1.4.2 Kegunaan Praktis Untuk Lembaga
Kegunaan
praktis untuk lembaga dari penelitian ini yaitu memberikan tambahan referensi
bagi lembaga terhadap peneliti yang akan mengambil topik yang sama, serta guna memenuhi salah satu syarat untuk menyelesaikan Pendidikan
Diploma IV pada Institut Pemerintahan Dalam Negeri, dan juga sarana
berlatih bagi penulis selaku Praja Institut Pemerintahan Dalam Negeri sebagai
bekal untuk melaksanakan pengabdian di bidang pemerintahan.
1.5 Definisi konsep obyek
yang diamati dan dikaji
Adapun uraian definisi dari konsep yang diamati dan
dikaji oleh peneliti antara lain :
Berdasarkan Undang – Undang Nomor 28 Tahun 2009 tentang pajak daerah dan
retribusi daerah menjelaskan bahwa :
1. Pajak Bumi dan Bangunan Perdesaan dan Perkotaan, yang selanjutnya
disebut PBB-P2, adalah pajak atas bumi dan/atau bangunan yang
dimiliki,dikuasai, dan/atau dimanfaatkan oleh orang pribadi atau badan,
kecualikawasan yang digunakan untuk kegiatan usaha perkebunan, perhutanan,dan
pertambangan.
2. Subjek Pajak Bumi dan Bangunan Perdesaan dan Perkotaan adalah
orang pribadi atau Badan yang secara nyata mempunyai suatu hak atas Bumi
dan/atau memperoleh manfaat atas Bumi, dan/atau memiliki, menguasai, dan/atau
memperoleh manfaat atas Bangunan.
3. Wajib Pajak Bumi dan Bangunan Perdesaan dan Perkotaan adalah orang
pribadi atau Badan yang secara nyata mempunyai suatu hak atas Bumi dan/atau
memperoleh manfaat atas Bumi, dan/atau memiliki, menguasai, dan/atau memperoleh
manfaat atas Bangunan.
4. Besaran tarif PBB Perdesan
dan Perkotaan ditetapkan melalui Peraturan Daerah.
Pengertian
pemungutan menurut Peraturan Pemerintah Nomor 69 Tahun 2010 tentang Tata Cara
Pemberian Dan Pemanfaatan Insentif Pemungutan Pajak Daerah dan Retribusi Daerah
adalah suatu rangkaian kegiatan mulai dari penghimpunan data objek dan subjek
pajak atau retribusi, penentuan besarnya pajak atau retribusi tertuang sampai
kegiatan penangihan pajak atau retribusi kepada wajib pajak atau wajib
retribusi serta pengawasan penyetorannya.
Pemungutan
Pajak adalah suatu rangkaian kegiatan mulai dari penghimpunan data objek dan
subjek Pajak, penentuan besarnya Pajak yang terutang sampai kegiatan penagihan
Pajak kepada Wajib Pajak serta pengawasan penyetorannya.
Menurut
Mardiasmo (2011:297) mengklasifikasikan Objek Pajak Bumi dan bangunan adalah
pengelompokkan bumi dan bangunan menurut nilai jualnya yang digunakan sebagai
pedoman serta untuk memudahkan penghitungan pajak yang terhutang.
Klasifikasi
bumi/tanah diperhatikan faktor-faktor :
1. Letak
2. Peruntukan
3. Pemanfaatan
4. Kondisi lingkungan dan lain-lain
Klasifikasi bangunan diperhatikan faktor-faktor sebagai
berikut :
1. Bahan
2. Rekayasa
3. Letak
4. Kondisi lingkungan dan lain-lain
Menurut
Mardiasmo (2011:311)
Asas
Pajak Bumi dan Bangunan:
1. Memberikan kemudahan dan kesederhanaan.

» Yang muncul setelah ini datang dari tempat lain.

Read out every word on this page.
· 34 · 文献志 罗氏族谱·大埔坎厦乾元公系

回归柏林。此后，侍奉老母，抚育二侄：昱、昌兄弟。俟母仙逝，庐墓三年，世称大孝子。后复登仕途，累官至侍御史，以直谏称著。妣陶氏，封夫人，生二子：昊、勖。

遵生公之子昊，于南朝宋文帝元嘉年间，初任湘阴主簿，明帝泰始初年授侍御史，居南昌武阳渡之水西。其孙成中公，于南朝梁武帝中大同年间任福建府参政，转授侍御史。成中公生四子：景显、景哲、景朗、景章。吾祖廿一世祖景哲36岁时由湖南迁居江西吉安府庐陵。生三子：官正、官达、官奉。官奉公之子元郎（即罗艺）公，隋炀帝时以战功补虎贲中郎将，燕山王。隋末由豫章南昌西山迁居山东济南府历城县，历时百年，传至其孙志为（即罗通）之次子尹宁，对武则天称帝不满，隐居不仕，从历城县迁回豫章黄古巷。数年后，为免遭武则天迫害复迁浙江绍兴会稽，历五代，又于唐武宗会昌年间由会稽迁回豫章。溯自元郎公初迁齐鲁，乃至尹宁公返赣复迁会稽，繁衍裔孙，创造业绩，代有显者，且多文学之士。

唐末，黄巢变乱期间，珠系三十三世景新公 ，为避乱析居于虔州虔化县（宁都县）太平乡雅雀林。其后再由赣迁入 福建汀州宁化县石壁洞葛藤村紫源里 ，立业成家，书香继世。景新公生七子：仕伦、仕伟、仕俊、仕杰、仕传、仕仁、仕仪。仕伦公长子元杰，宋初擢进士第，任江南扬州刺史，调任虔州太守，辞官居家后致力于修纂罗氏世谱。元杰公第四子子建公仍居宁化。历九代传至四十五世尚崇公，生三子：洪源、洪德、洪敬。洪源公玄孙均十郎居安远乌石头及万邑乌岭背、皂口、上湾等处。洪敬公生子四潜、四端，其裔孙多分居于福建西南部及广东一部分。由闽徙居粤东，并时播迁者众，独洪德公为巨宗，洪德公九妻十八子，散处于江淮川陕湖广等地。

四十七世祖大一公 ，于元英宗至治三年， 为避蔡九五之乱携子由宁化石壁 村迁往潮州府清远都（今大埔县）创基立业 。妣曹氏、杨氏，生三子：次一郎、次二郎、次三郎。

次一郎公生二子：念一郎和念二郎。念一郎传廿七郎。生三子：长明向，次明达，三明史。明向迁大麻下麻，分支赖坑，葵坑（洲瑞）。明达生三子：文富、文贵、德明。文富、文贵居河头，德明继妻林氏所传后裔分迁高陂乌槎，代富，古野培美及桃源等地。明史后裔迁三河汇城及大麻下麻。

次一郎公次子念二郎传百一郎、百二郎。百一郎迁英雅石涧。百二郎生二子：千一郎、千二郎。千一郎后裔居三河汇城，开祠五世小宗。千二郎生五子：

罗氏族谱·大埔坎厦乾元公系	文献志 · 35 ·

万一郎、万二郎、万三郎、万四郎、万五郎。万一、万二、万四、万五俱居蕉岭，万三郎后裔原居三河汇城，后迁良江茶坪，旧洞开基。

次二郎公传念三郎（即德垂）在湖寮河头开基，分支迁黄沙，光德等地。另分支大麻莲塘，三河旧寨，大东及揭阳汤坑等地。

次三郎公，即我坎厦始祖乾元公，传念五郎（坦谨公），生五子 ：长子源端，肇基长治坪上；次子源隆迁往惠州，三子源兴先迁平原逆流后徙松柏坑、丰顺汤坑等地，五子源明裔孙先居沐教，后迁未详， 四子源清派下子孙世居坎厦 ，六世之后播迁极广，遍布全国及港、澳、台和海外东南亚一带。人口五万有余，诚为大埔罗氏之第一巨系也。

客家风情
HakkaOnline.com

2. Adanya kepastian hukum.
3. Mudah dimengerti dan adil.
Pasal 98 Undang- Undang Nomor 28 Tahun 2009 tentang Pajak
Daerah dan Retribusi Daerah, perlu menetapkan Peraturan Pemerintah tentang
Jenis Pajak Daerah yang Dipungut Berdasarkan Penetapan Kepala Daerah atau
Dibayar Sendiri oleh Wajib Pajak. Pajak Daerah, yang selanjutnya disebut Pajak,
adalah kontribusi wajib kepada Daerah yang terutang oleh orang pribadi atau
badan yang bersifat memaksa berdasarkan Undang-Undang, dengan tidak mendapatkan
imbalan secara langsung dan digunakan untuk keperluan Daerah bagi
sebesar-besarnya kemakmuran rakyat. Pajak Sebagai salah satu sumber penerimaan
negara, mempunyai dasar hukum yang kuat antara lain diatur dalam ketentuan pasal
23 ayat (2) Undang-Undang Dasar 1945.